The following limitations apply to each assistant in Starter organizations:

  • Max file storage: 1GB
  • Max files uploaded: 10

Standard and Enterprise plans

The following limitations apply to each Standard or Enterprise organization:

  • Max number of assistants: unlimited
  • Max tokens per minute (TPM) input: 150,000
  • Max number of total LLM processed tokens: unlimited
  • Max total output tokens: unlimited

The following limitations apply to each assistant in Standard or Enterprise organizations:

  • Max file storage: 10GB
  • Max files uploaded: 10,000

Pricing

See Pricing for up-to-date pricing information.

Understanding token usage

Pinecone Assistant usage is measured in tokens, with different counts and cost for input and output tokens.

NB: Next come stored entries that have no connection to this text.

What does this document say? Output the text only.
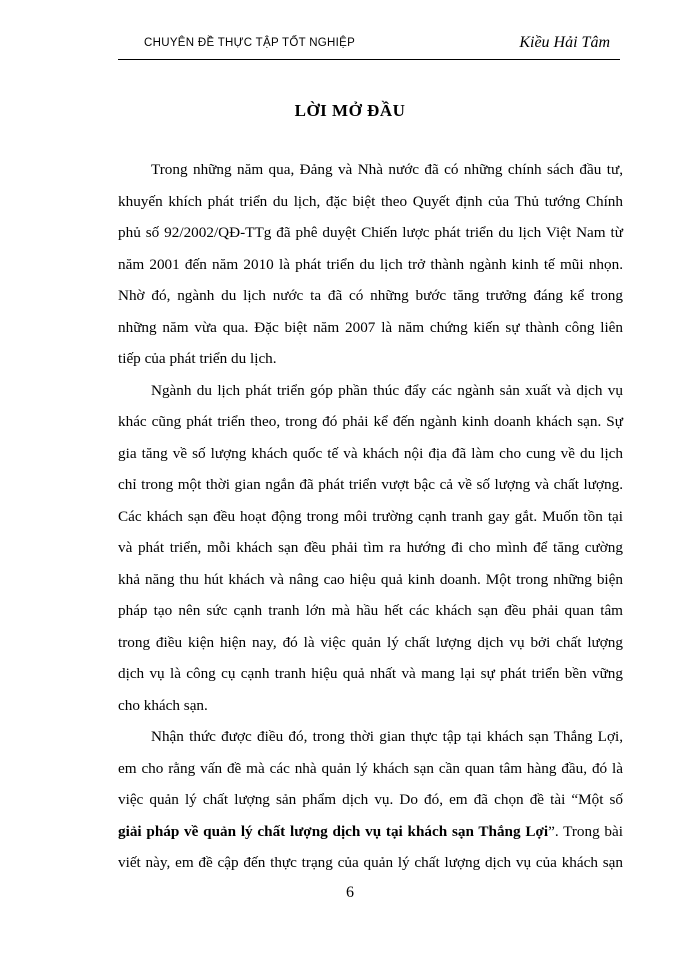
CHUYÊN ĐỀ THỰC TẬP TỐT NGHIỆP	Kiều Hải Tâm
LỜI MỞ ĐẦU
Trong những năm qua, Đảng và Nhà nước đã có những chính sách đầu tư,
khuyến khích phát triển du lịch, đặc biệt theo Quyết định của Thủ tướng Chính
phủ số 92/2002/QĐ-TTg đã phê duyệt Chiến lược phát triển du lịch Việt Nam từ
năm 2001 đến năm 2010 là phát triển du lịch trở thành ngành kinh tế mũi nhọn.
Nhờ đó, ngành du lịch nước ta đã có những bước tăng trưởng đáng kể trong
những năm vừa qua. Đặc biệt năm 2007 là năm chứng kiến sự thành công liên
tiếp của phát triển du lịch.
Ngành du lịch phát triển góp phần thúc đẩy các ngành sản xuất và dịch vụ
khác cũng phát triển theo, trong đó phải kể đến ngành kinh doanh khách sạn. Sự
gia tăng về số lượng khách quốc tế và khách nội địa đã làm cho cung về du lịch
chỉ trong một thời gian ngắn đã phát triển vượt bậc cả về số lượng và chất lượng.
Các khách sạn đều hoạt động trong môi trường cạnh tranh gay gắt. Muốn tồn tại
và phát triển, mỗi khách sạn đều phải tìm ra hướng đi cho mình để tăng cường
khả năng thu hút khách và nâng cao hiệu quả kinh doanh. Một trong những biện
pháp tạo nên sức cạnh tranh lớn mà hầu hết các khách sạn đều phải quan tâm
trong điều kiện hiện nay, đó là việc quản lý chất lượng dịch vụ bởi chất lượng
dịch vụ là công cụ cạnh tranh hiệu quả nhất và mang lại sự phát triển bền vững
cho khách sạn.
Nhận thức được điều đó, trong thời gian thực tập tại khách sạn Thắng Lợi,
em cho rằng vấn đề mà các nhà quản lý khách sạn cần quan tâm hàng đầu, đó là
việc quản lý chất lượng sản phẩm dịch vụ. Do đó, em đã chọn đề tài “Một số
giải pháp về quản lý chất lượng dịch vụ tại khách sạn Thắng Lợi”. Trong bài
viết này, em đề cập đến thực trạng của quản lý chất lượng dịch vụ của khách sạn
6
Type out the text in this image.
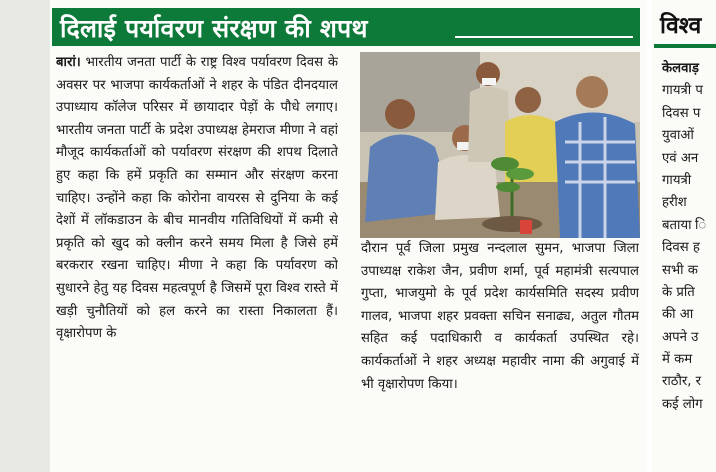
दिलाई पर्यावरण संरक्षण की शपथ
बारां। भारतीय जनता पार्टी के राष्ट्र विश्व पर्यावरण दिवस के अवसर पर भाजपा कार्यकर्ताओं ने शहर के पंडित दीनदयाल उपाध्याय कॉलेज परिसर में छायादार पेड़ों के पौधे लगाए। भारतीय जनता पार्टी के प्रदेश उपाध्यक्ष हेमराज मीणा ने वहां मौजूद कार्यकर्ताओं को पर्यावरण संरक्षण की शपथ दिलाते हुए कहा कि हमें प्रकृति का सम्मान और संरक्षण करना चाहिए। उन्होंने कहा कि कोरोना वायरस से दुनिया के कई देशों में लॉकडाउन के बीच मानवीय गतिविधियों में कमी से प्रकृति को खुद को क्लीन करने समय मिला है जिसे हमें बरकरार रखना चाहिए। मीणा ने कहा कि पर्यावरण को सुधारने हेतु यह दिवस महत्वपूर्ण है जिसमें पूरा विश्व रास्ते में खड़ी चुनौतियों को हल करने का रास्ता निकालता हैं। वृक्षारोपण के
दौरान पूर्व जिला प्रमुख नन्दलाल सुमन, भाजपा जिला उपाध्यक्ष राकेश जैन, प्रवीण शर्मा, पूर्व महामंत्री सत्यपाल गुप्ता, भाजयुमो के पूर्व प्रदेश कार्यसमिति सदस्य प्रवीण गालव, भाजपा शहर प्रवक्ता सचिन सनाढ्य, अतुल गौतम सहित कई पदाधिकारी व कार्यकर्ता उपस्थित रहे। कार्यकर्ताओं ने शहर अध्यक्ष महावीर नामा की अगुवाई में भी वृक्षारोपण किया।
विश्व
केलवाड़
गायत्री प
दिवस प
युवाओं
एवं अन
गायत्री
हरीश
बताया ि
दिवस ह
सभी क
के प्रति
की आ
अपने उ
में कम
राठौर, र
कई लोग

Pinecone Assistant consumes input tokens for both planning and retrieval. Input token usage is calculated based on the chat history, the document structure and data density (e.g., how many words are in a page), and the number of documents that meet the filter criteria. This means that, in general, the total number of input tokens used is the sum of the chat history token count plus in the order of 10,000 tokens used for document retrieval.

Output tokens are the number of tokens generated as part of the answer generation. The total number depends on the complexity of the question and the number of documents that were retrieved and are relevant for the question. The output typically ranges from a few dozen to several hundred tokens.